As broadly expected the Swiss National Bank maintained interest on sight deposits at -0.75% and the target for the three-month remains at between -1.25% and -0.25%. The central bank also reiterated that it will remain active in the foreign exchange market should further developments justify it. So far, the statement was quite similar to the previous one, which was released in March. Overall, the statement is more dovish than the previous one.
On the inflation front, short-term conditional forecast have been revised to the upside - with Q2, Q3 and Q3 2018 figures being increased to 0.9% from 0.6% in June – following the rise in crude oil prices. However, the SNB lowered its expectations for the end of 2019 amid lower growth expectation in the eurozone and persistent political tensions among EU members – more specifically the political uncertainty in Italy.

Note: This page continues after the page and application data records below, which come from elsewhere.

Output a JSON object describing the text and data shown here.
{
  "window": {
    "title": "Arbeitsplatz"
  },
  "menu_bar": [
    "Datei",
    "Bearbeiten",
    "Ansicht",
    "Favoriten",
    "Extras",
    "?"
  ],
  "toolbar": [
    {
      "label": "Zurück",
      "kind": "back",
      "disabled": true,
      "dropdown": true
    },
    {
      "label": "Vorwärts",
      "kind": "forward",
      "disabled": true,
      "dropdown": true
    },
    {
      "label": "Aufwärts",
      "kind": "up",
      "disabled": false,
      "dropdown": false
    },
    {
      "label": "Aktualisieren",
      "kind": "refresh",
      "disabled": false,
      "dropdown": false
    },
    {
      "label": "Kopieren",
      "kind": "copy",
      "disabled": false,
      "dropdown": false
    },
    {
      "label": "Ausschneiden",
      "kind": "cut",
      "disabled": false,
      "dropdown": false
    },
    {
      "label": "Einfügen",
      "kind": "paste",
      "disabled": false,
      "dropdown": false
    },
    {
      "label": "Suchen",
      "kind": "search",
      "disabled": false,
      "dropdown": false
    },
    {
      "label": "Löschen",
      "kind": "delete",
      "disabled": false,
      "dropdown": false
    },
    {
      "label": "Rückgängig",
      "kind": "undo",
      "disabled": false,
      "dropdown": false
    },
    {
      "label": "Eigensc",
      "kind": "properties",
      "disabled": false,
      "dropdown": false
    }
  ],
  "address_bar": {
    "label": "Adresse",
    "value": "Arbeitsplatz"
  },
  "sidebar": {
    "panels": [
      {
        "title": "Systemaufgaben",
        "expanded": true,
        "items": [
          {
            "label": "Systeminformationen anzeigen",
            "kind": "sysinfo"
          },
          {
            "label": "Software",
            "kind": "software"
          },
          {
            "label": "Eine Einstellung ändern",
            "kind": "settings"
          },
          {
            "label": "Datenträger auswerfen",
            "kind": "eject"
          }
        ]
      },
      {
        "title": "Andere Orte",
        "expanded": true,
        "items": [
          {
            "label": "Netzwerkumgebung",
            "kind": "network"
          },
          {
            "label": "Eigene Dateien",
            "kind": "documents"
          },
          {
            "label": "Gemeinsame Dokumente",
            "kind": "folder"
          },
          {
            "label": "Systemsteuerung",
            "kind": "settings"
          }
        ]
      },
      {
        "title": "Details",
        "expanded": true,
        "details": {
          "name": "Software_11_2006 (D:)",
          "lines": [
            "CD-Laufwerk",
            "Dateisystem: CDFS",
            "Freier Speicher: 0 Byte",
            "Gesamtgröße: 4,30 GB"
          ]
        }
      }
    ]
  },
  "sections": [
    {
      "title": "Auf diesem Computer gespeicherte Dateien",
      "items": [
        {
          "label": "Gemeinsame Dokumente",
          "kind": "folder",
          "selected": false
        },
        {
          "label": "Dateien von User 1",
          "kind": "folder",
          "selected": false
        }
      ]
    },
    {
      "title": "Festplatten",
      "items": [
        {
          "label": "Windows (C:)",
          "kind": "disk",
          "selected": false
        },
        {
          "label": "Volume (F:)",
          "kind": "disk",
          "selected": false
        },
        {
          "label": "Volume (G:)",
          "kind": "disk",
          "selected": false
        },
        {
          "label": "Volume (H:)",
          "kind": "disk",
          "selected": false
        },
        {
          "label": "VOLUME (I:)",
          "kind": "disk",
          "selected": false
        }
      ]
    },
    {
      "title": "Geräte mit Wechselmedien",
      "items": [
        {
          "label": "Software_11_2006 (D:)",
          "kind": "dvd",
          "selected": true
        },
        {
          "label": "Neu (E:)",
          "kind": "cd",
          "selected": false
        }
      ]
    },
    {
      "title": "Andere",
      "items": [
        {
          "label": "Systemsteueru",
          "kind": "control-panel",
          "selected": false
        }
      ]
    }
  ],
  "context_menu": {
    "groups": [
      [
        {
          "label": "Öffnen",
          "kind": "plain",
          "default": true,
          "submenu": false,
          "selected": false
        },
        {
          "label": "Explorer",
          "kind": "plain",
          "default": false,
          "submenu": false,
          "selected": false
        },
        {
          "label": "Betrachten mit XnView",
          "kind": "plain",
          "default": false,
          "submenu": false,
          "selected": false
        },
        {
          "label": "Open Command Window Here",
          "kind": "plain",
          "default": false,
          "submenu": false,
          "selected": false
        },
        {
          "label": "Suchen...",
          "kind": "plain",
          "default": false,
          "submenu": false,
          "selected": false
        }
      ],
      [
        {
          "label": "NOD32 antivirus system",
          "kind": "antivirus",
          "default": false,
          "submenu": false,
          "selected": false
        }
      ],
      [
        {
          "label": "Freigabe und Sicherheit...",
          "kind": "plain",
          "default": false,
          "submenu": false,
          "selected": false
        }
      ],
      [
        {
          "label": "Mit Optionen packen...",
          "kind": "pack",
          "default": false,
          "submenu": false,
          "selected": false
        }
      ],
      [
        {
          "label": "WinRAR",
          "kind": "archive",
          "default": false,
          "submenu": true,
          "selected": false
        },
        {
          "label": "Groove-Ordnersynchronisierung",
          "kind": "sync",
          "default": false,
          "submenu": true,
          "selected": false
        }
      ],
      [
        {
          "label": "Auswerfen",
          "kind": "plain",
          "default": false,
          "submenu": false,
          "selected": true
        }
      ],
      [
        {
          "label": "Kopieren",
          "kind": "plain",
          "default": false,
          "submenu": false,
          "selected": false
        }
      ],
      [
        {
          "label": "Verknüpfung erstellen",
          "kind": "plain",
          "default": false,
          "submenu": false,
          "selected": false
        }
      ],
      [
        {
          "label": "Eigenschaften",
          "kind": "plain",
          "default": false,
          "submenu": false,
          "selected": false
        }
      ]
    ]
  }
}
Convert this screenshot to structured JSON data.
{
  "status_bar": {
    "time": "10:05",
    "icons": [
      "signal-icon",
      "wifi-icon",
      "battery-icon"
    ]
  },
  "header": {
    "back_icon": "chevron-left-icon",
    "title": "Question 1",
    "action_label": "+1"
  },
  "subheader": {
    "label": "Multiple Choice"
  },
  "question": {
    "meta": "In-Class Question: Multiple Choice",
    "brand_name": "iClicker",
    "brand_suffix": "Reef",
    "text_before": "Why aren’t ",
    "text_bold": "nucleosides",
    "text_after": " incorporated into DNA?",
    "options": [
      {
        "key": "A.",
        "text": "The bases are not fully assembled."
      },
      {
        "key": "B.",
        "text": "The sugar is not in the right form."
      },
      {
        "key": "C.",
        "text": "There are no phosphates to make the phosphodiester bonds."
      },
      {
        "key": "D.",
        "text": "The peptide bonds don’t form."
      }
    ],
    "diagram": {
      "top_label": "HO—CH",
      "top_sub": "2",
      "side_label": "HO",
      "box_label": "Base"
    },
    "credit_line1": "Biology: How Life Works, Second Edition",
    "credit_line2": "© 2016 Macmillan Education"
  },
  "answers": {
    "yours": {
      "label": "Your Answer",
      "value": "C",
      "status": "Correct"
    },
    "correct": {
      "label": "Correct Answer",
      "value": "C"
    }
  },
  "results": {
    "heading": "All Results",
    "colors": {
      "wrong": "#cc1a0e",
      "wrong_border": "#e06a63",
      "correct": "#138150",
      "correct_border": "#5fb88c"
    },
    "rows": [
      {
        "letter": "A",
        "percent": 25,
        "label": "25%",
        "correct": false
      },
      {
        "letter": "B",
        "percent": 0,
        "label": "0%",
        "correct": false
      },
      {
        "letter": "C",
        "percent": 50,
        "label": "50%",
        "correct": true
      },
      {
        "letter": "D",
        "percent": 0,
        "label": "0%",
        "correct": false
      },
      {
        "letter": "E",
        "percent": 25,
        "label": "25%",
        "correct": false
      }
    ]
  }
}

In light of those developments - downward revision in inflation forecast for 2019, political uncertainties in Italy, stalling growth in the EU and trade war between the largest economies in the world – the SNB has every reason to delay further rising rates.
Accordingly, we have revised our EUR/CHF expectations to the downside. We do not expect the single currency to break the 1.20 threshold before this autumn at the earliest. The September ECB meeting will be determinant, as the SNB won’t relax its efforts before the ECB takes a clear path toward monetary policy normalisation.